Riproposta nella cornice del Palio delle Contrade di fine agosto, questa antica corsa propiziatoria in vista della vendemmia è uno sprint tra le squadre di portatori dei pesanti bigonzi, voluminose ceste utilizzate per raccogliere l'uva.


  RITORNO ALLE ORIGINI Il bigonzo è un contenitore di legno stretto e alto, di forma tronco-conica. Questo suo essere allungato permette di caricarlo in spalla mentre si passa tra i filari mettendovi i grappoli raccolti, si trasferisce il mosto qui contenuto nelle botti oppure, come nella città a pochi km da Roma, si corre.
Proprio come il termine bigonzo trae origine dal latino bis (due volte) congius (antica unità di misura dei liquidi), queste sfide risalgono ai celeberrimi Baccanali dell'età classica, feste romane propiziatorie di fine agosto dedicate al Dio del vino Bacco.
La Corsa del Bigonzo, forse, era un modo per augurarsi una resa della futura vendemmia tanto alta da dover fare una forsennata spola tra campi e cantine per rimanere al passo di questa ipotetica abbondanza.

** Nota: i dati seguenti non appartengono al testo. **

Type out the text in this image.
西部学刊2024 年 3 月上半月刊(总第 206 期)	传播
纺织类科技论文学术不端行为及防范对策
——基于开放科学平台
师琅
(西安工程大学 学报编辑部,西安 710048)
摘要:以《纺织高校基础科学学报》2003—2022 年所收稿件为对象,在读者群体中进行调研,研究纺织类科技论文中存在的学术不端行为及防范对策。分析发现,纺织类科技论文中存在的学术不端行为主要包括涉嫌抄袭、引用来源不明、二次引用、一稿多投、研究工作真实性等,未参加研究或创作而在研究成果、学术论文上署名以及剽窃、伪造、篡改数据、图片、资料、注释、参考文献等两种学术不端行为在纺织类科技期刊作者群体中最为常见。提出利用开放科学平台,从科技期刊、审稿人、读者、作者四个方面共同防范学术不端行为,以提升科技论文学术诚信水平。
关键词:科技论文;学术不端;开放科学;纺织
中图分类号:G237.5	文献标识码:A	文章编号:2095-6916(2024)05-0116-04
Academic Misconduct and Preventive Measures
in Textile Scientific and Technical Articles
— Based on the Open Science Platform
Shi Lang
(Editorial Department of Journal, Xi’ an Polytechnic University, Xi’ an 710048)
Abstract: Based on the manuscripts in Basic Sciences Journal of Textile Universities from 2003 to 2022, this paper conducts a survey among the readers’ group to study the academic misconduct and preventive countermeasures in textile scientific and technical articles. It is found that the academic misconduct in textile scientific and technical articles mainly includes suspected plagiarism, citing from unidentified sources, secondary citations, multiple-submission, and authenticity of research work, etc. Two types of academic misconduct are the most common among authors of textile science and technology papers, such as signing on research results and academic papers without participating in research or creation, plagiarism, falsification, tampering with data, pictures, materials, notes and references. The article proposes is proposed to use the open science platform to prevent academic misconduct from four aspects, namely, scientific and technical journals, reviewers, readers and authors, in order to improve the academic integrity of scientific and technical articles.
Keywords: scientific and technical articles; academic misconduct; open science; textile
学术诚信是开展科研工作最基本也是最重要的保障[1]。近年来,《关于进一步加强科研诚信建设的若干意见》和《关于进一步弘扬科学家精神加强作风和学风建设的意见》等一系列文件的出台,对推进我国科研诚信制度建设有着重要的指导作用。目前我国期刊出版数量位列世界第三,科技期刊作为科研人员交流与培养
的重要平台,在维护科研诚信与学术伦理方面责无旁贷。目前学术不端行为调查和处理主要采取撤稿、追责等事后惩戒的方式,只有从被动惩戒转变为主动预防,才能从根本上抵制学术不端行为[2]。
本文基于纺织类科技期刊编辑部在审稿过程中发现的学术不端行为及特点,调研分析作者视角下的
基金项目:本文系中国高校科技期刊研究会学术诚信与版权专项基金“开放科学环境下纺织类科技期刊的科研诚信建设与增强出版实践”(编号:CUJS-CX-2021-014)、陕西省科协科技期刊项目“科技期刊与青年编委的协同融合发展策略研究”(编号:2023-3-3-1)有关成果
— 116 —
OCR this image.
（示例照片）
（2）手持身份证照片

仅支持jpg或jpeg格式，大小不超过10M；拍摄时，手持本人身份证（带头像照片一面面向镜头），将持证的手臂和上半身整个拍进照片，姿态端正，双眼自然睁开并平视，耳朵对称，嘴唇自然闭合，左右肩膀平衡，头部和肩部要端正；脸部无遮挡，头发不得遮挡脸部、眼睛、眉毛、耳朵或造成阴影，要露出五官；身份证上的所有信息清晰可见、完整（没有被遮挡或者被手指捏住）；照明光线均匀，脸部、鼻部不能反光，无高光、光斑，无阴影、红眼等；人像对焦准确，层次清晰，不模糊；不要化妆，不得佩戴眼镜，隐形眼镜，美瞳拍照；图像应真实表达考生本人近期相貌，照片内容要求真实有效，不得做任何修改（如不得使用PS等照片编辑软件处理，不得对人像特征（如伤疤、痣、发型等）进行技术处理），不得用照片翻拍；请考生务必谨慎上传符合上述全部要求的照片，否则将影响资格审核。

Comunque sia, questa tradizione millenaria venne ripresa dal presidente della pro Loco di Canale Monterano Fulvio Evangelista che, dal 1968, ha ricreato la Corsa nella veste di un Palio.
Nelle sue varie edizioni, i bigonzi sono stati "zavorrati" in diversi modi. L'iniziale sabbia presente nel contenitore venne scalzata dal posizionarsi di un giovane e coraggioso contradaiolo che, dal 2001, fu sostituito nuovamente dalla sabbia, questa volta trattenuta da un strato di finti grappoli d'uva. In un'unione tra antico utilizzo e originaria versione del Palio.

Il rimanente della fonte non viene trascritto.